Tommy sighed. “But it’s not the same–” he began. Then he paused when George slipped up close behind him and whispered in his ear. Astrid was taking a slug of her own cider and didn’t hear what was said . . . but I did, just barely: “She’s here.”
Tommy got a strange look in his eye. He straightened up a little taller and licked his lips (unconsciously, I suspected). I opened my mouth to ask who “she” was, but George shot me a stern warning look and flicked a quick glance at his sister.
“We’ll talk again later,” Tommy said to me. He seemed distracted. And then he and George were gone, trying to hurry casually.
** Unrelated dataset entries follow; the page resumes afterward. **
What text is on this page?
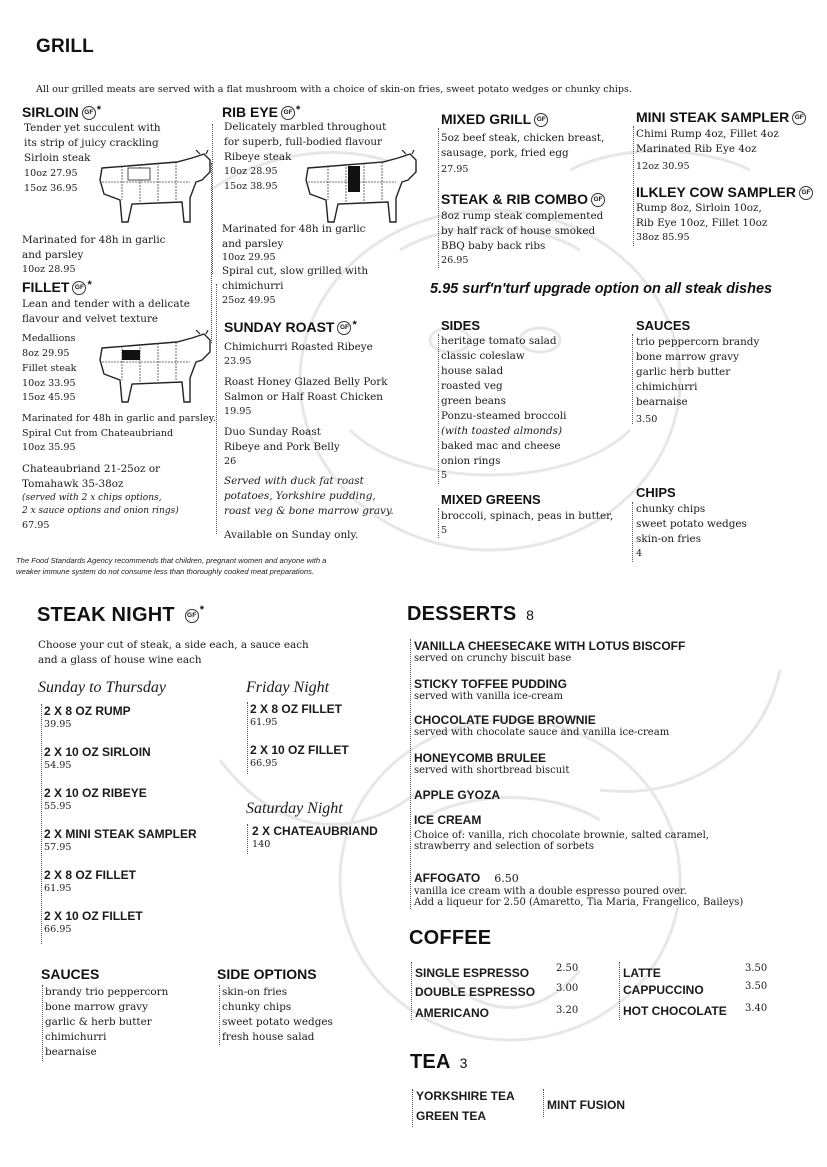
GRILL
All our grilled meats are served with a flat mushroom with a choice of skin-on fries, sweet potato wedges or chunky chips.
SIRLOIN GF *
Tender yet succulent with
its strip of juicy crackling
Sirloin steak
10oz 27.95
15oz 36.95
Marinated for 48h in garlic
and parsley
10oz 28.95
RIB EYE GF *
Delicately marbled throughout
for superb, full-bodied flavour
Ribeye steak
10oz 28.95
15oz 38.95
Marinated for 48h in garlic
and parsley
10oz 29.95
Spiral cut, slow grilled with
chimichurri
25oz 49.95
FILLET GF *
Lean and tender with a delicate
flavour and velvet texture
Medallions
8oz 29.95
Fillet steak
10oz 33.95
15oz 45.95
Marinated for 48h in garlic and parsley.
Spiral Cut from Chateaubriand
10oz 35.95
Chateaubriand 21-25oz or
Tomahawk 35-38oz
(served with 2 x chips options,
2 x sauce options and onion rings)
67.95
SUNDAY ROAST GF *
Chimichurri Roasted Ribeye
23.95
Roast Honey Glazed Belly Pork
Salmon or Half Roast Chicken
19.95
Duo Sunday Roast
Ribeye and Pork Belly
26
Served with duck fat roast
potatoes, Yorkshire pudding,
roast veg & bone marrow gravy.
Available on Sunday only.
MIXED GRILL GF
5oz beef steak, chicken breast,
sausage, pork, fried egg
27.95
STEAK & RIB COMBO GF
8oz rump steak complemented
by half rack of house smoked
BBQ baby back ribs
26.95
MINI STEAK SAMPLER GF
Chimi Rump 4oz, Fillet 4oz
Marinated Rib Eye 4oz
12oz 30.95
ILKLEY COW SAMPLER GF
Rump 8oz, Sirloin 10oz,
Rib Eye 10oz, Fillet 10oz
38oz 85.95
5.95 surf'n'turf upgrade option on all steak dishes
SIDES
heritage tomato salad
classic coleslaw
house salad
roasted veg
green beans
Ponzu-steamed broccoli
(with toasted almonds)
baked mac and cheese
onion rings
5
SAUCES
trio peppercorn brandy
bone marrow gravy
garlic herb butter
chimichurri
bearnaise
3.50
MIXED GREENS
broccoli, spinach, peas in butter,
5
CHIPS
chunky chips
sweet potato wedges
skin-on fries
4
The Food Standards Agency recommends that children, pregnant women and anyone with a
weaker immune system do not consume less than thoroughly cooked meat preparations.
STEAK NIGHT GF *
Choose your cut of steak, a side each, a sauce each
and a glass of house wine each
Sunday to Thursday
2 X 8 OZ RUMP
39.95
2 X 10 OZ SIRLOIN
54.95
2 X 10 OZ RIBEYE
55.95
2 X MINI STEAK SAMPLER
57.95
2 X 8 OZ FILLET
61.95
2 X 10 OZ FILLET
66.95
Friday Night
2 X 8 OZ FILLET
61.95
2 X 10 OZ FILLET
66.95
Saturday Night
2 X CHATEAUBRIAND
140
SAUCES
brandy trio peppercorn
bone marrow gravy
garlic & herb butter
chimichurri
bearnaise
SIDE OPTIONS
skin-on fries
chunky chips
sweet potato wedges
fresh house salad
DESSERTS 8
VANILLA CHEESECAKE WITH LOTUS BISCOFF
served on crunchy biscuit base
STICKY TOFFEE PUDDING
served with vanilla ice-cream
CHOCOLATE FUDGE BROWNIE
served with chocolate sauce and vanilla ice-cream
HONEYCOMB BRULEE
served with shortbread biscuit
APPLE GYOZA
ICE CREAM
Choice of: vanilla, rich chocolate brownie, salted caramel,
strawberry and selection of sorbets
AFFOGATO 6.50
vanilla ice cream with a double espresso poured over.
Add a liqueur for 2.50 (Amaretto, Tia Maria, Frangelico, Baileys)
COFFEE
SINGLE ESPRESSO	2.50
DOUBLE ESPRESSO 3.00
AMERICANO	3.20
LATTE	3.50
CAPPUCCINO	3.50
HOT CHOCOLATE 3.40
TEA 3
YORKSHIRE TEA
GREEN TEA
MINT FUSION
Astrid raised a carefully shaped eyebrow and shrugged. “Boys,” she decided, displaying the natural superiority of a twenty-year-old woman toward a nineteen-year-old male child. Then Carolyn, an “other side” cousin, came to plead Astrid’s advice about the music for the customary dancing later , and I found myself all alone.
Not for more than thirty second, however. Gwen Schroeder, Tommy’s little sister, had been lurking in the background, awaiting her chance. She seemed to have filled out just since July and she sidled over and pushed my arm with one of her new tits.
“Hi, Danny,” she purred.
“Dan,” I automatically corrected her, and tried to think of a polite way to escape.
Now, Gwen’s not a bad kid, don’t get me wrong. She’s pretty enough, I suppose, especially since the braces came off, and she’s bright and all that, but she’s just not my type.